The trouble with people is that they must have something over and around it, a building to meet in and call the "church." How often the glory has departed immediately something like that has happened; something has gone. Begin to arrange this thing, begin to set up an order of things, and where has the Lord gone? That is what you come to so often. The Lord simply says, Give Me living stones together, and that is all I want. Do not try to improve on that. You can gather more living stones: that is the way but that is all I want - living stones together in an inward "togetherness"; firstly because it is union with Christ, Christ united, Christ in His oneness. The Lord says, Give Me that, and I will make My presence very real.
And then of course the object is not that that should exist merely as something enjoying the Lord's presence. So often that is where a mistake is made. "Yes, we are having a lovely time with the Lord, we few, this little group, we are having a lovely time with the Lord" - and you think that you can perpetuate that indefinitely. You cannot. It is not only for the presence of the Lord: it is to make the Lord available to others, that they may know where to find the Lord - nay more, that they shall know that the Lord CAN BE FOUND. It is to provide the answer to their question, "Will God indeed dwell with men?" Yes, here He is. The presence of the Lord is the answer to men's hearts, to men's quests, and that is enough. When the Holy Spirit came to the Church on the day of Pentecost, "the multitude came together," and that is what happened - God was made available. What is needed is a few living stones, not to discuss doctrine, theology, the technicalities of Church order or anything like that, but to speak of the Lord, to be occupied with the Lord.
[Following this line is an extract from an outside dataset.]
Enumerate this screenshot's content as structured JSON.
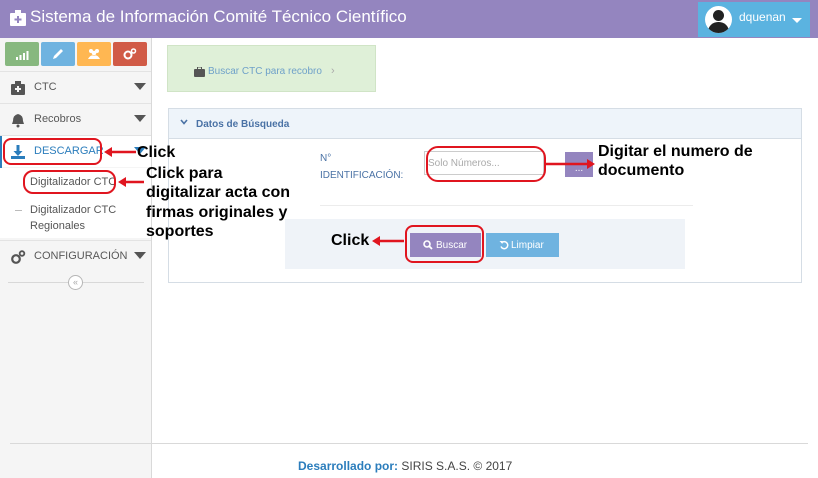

If the Lord is not enough to occupy us for all our days here, there is something wrong with us. If you peter out - with apologies to Peter! - when you begin to talk about the Lord, and then have to fill up the conversation with all sorts of other things, there is something seriously wrong.
God's eternal desire has been to have a dwelling and to dwell with men. So the Bible reveals. A marvelous thing! It was the thing which astounded Solomon. "Will God in very deed dwell on the earth? behold, heaven and the heaven of heavens cannot contain thee" (1 Kings 8:27) - "and yet He has commanded me to build Him a house!" God wanting to dwell with men. That is the very first thing about a house - that it should be a place of RESIDENCE. Union with Christ, you see, means bringing God in: for where Christ is corporately expressed and personally present, there God comes in. Do remember that. If you want to know God's presence, be occupied with His Son, for, as we said in an earlier meditation, God's appointments are with His Son.